In December 2017 I was fortunate enough to be asked to speak at the SSAT National Conference in Birmingham – the topic I was set to talk about was taking risks in education. There were over a 100 headteachers and senior leaders in the room and my small workshop was fortunately packed to capacity. I began the hour long talk by asking everyone in the room if they could articulate the goals of the UK government. This shouldn’t really be a challenge should it? As headteachers and senior leaders we should all have a clear understanding of the goals we are working towards, the end destination we are heading to and the stepping stones that are going to get us there. I mean, if as leaders of education we can’t articulate the goals then how is the rest of society supposed to and how are we meant to work to create a unified direction of travel for education? So the question was asked. A couple of minutes thinking time was given. Responses back that could articulate the goals….NONE. Not one. To be honest nobody was surprised. Could you imagine a school that had no goals and vision but simply sought to copy the best school in a carbon copy format and had a basic target to be the number one school in the country…the headteacher would be vilified. They would be held up as incompetent and lacking in vision. And really that would be fair enough. How can a leader affect change if they don’t really know where they are heading?
The reality is that this is our government’s approach to education. We look at the best nations and seek to copy. We hold up other countries for their outstanding skills in teaching subjects such as maths. South Korea are a country who perform phenomenally well in this area and the UK government have used them as example of how things should be done. I’m sure they have some great practice that we can use but they also have some less than desirable characteristics with the most notable being that they have one of the highest suicide rates for under 16s in the world. You see, when you are copying other countries then you can’t have your cake and eat it – it’s give and take. If you want the maths results that South Korea get in the Pisa tests then you have to accept that our children are going to need to spend more hours in extra curricular maths clubs and private tutoring (as their children do – often working well into the late evening) and this inevitably will lead to some children feeling overtly pressured and stressed and this may lead to an increase in suicide rates.
I have worked in education since 2001 and I have a simple approach that I’d like our government to take when it comes to education. By all means look around at other countries and cherry pick some of the best ideas but before you do that then think clearly about what our strengths as a nation are and what we want to develop. What do we want our children to achieve and go on and become? The UK has always had a reputation for entrepreneurship so why not make this a feature of the system?

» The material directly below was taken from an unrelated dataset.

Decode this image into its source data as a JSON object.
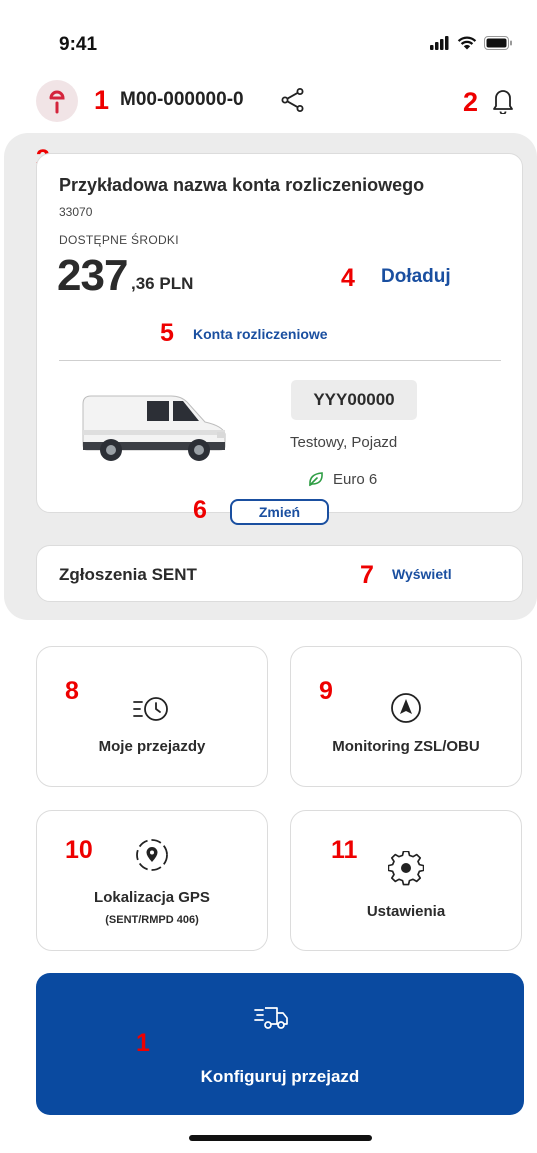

If you build this in with a maximum of four other goals based around: social development/moral compass, mental wellbeing, physical wellbeing and of course academic achievement then we’d be creating a UK based approach that develops strengths that our country are proud of. A by-product of this approach and focus would be an improvement in data from a unified system but, and this is the key point, it would be the driver for the system.
With the GCSE results out on August 24th this year there are plenty of headlines on the BBC website (click here) and in the ‘i’ paper about how our results are ‘lagging’ behind the world’s ‘star pupils’ with ‘research concluding that students in England need to score around two thirds of a grade higher on average to match performance of the world”s best grades (source i News)’. Headlines like this only seek to reinforce the point that as a nation our educational philosophy is completely focused and driven on being at the top of the Pisa table but with very little awareness other than increasing rigour about how we get there. The reality, unfortunately, is that until we start designing our own world class systems that we value and hold dear with clear goals and stepping stones (that can be articulated by all within education) we are always going to be chasing other countries. Now is the time for us to work to our strengths and be self assured as a nation about what our educational values and drivers are and create a unified approach.